Todo cambia cuando encuentra a B-127 arrumbado en el depósito de chatarra de su tío Hank, quien lo convierte en su regalo de cumpleaños. Charlie pone manos a la obra para reparar el destartalado vehículo y pronto descubre que su Escarabajo es mucho más que un simple y modesto autito. En el proceso, B-127 se convierte en Bumblebee (claro, porque se parece a un abejorro), y sin recordar mucho de su origen, y sin querer queriendo, envía una señal de auxilio que pone en alerta a los malvados Shatter (voz de Angela Bassett) y Dropkick (voz de Justin Theroux).

Los decepticons enfilan para la Tierra y hacen buenas migas con los agentes del Sector 7, convenciéndolos que Bee es un peligroso fugitivo. Así comienza la cacería, mientras Charlie hace todo lo posible para proteger a su nuevo (y único) amigo.  

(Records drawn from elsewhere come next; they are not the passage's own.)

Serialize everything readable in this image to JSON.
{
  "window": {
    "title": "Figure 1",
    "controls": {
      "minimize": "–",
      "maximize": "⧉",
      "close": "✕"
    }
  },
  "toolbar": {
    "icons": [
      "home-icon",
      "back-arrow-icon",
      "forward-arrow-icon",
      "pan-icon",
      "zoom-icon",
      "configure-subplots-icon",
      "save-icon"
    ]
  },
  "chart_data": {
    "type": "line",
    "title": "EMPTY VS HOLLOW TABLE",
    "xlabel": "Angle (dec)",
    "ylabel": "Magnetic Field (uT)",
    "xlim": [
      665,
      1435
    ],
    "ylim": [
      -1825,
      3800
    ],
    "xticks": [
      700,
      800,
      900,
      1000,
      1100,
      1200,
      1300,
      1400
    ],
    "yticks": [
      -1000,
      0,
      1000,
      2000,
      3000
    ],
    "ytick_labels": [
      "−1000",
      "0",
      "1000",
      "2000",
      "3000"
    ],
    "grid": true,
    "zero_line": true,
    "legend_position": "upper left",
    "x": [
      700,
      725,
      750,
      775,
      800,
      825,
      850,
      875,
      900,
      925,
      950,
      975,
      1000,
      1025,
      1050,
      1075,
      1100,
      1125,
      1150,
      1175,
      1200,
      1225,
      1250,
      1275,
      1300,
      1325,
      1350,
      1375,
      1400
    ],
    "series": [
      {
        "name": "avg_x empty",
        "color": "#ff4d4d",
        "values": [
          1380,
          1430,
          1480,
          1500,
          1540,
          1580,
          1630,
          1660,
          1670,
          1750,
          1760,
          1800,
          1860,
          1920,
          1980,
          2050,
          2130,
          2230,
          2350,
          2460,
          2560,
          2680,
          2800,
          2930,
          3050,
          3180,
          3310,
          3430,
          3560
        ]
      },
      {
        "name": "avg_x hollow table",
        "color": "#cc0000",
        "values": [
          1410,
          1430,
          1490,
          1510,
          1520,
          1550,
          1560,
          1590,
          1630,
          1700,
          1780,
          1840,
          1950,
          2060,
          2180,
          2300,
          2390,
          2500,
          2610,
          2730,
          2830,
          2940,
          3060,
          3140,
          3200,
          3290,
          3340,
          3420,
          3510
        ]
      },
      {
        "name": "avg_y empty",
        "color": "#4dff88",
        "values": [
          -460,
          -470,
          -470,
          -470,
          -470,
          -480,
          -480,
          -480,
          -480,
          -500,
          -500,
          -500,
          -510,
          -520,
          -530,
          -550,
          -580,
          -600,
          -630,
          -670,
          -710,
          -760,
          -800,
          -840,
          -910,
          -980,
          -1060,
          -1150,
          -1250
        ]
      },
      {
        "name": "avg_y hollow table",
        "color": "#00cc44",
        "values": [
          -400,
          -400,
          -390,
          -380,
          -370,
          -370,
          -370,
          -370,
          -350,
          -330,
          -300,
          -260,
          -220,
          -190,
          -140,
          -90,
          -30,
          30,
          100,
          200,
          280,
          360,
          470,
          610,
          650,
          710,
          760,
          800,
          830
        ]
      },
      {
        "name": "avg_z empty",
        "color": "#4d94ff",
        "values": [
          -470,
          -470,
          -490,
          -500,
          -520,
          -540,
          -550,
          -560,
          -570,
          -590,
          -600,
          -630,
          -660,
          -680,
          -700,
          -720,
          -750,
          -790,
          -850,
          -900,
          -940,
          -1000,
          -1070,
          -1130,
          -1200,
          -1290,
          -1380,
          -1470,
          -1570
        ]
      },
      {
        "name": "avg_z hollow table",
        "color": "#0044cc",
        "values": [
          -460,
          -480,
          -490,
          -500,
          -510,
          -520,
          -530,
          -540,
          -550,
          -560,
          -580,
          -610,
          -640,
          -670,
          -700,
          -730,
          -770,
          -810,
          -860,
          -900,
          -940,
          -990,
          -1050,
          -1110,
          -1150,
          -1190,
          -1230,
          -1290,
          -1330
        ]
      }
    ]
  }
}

“Bumblebee” (2018) es por lejos la mejor película de la franquicia, aunque eso no es mucho decir teniendo en cuenta la debacle de CGI y súper acción descerebrada que nos entregó Bay a lo largo de cinco entregas. Knight y Hodson deciden encarar por el lado más humano, haciendo uso y abuso de cuanta referencia ochentera se les cruza por el camino. Ahí reside una de las constantes (y fatigas) de la historia, una que se agota a los pocos minutos, más que nada, por su eterno exceso musical. Ok, ya entendimos, es 1987 y hay que desplegar todos los hits del momento.

 

Nadie está a salvo cuando se trata de robots gigantes

 

Desde “Transformers” (2007),  Bumblebee se convirtió en un favorito, gracias a su lealtad y “humanidad”, si se quiere. La película explota esta faceta del robotito y su relación con Charlie, en busca constante de una conexión emocional tras la pérdida de su papá. Pero esto ya lo vimos, y con mejores resultados, en “El Gigante de Hierro” (The Iron Giant, 1999), una comparación que no podemos evitar, sobre todo, aquellos que veneramos el “clásico” animado de Brad Bird.

A su favor, “Bumblebee” rescata la inocencia y la aventura de los éxitos cinematográficos de la década del ochenta con una visión más moderna, pero bebe demasiado de sus influencias -alguien dijo “E.T., el Extraterrestre”-, olvidándose de contar una historia un tanto más original. Igual, triunfa a la hora del entretenimiento, de bajarle un cambio a los excesos de CGI y batallas robóticas, pero no logra escapar de los lugares más comunes y los arquetipos, como los soldados malos y los científicos ineptos.

Lo más importante, y destacable, es la personalidad de este abejorro gigante, y su conexión con la humana de turno. Una experiencia mucho más accesible para el público menudo y no tanto para el target gustoso de peleas entre robotitos y desmadres. De eso también hay, pero los enfrentamientos y la destrucción no son el foco para los realizadores que, con esta precuela, intentan cambiar el tono de Michael Bay y, tal vez, acercarse un poco más a la serie animada de mediados de los ochenta.

 

Acá no hay lugar para el romance, ¿o sí?

 

Steinfeld nunca decepciona, es la que se carga la película al hombro y aporta los momentos más emotivos junto a Bee, a pesar de que muchos de los personajes que la rodean sean un tanto caricaturescos. Los efectos, el humor, la banda sonora de Dario Marianelli -que poco se puede lucir entre tanto hit de Música Total-, están puestos al servicio de un relato que no trata de innovar (lo siento), pero sí de borrar el mal sabor de boca de las últimas entregas. Acá, los realizadores se concentran en contar una historia simple y precisa para poder expandir el universo de los Transformers, apelando a la nostalgia que tanto supieron explotar otras producciones como “Stranger Things” o “It (Eso)” (It, 2017).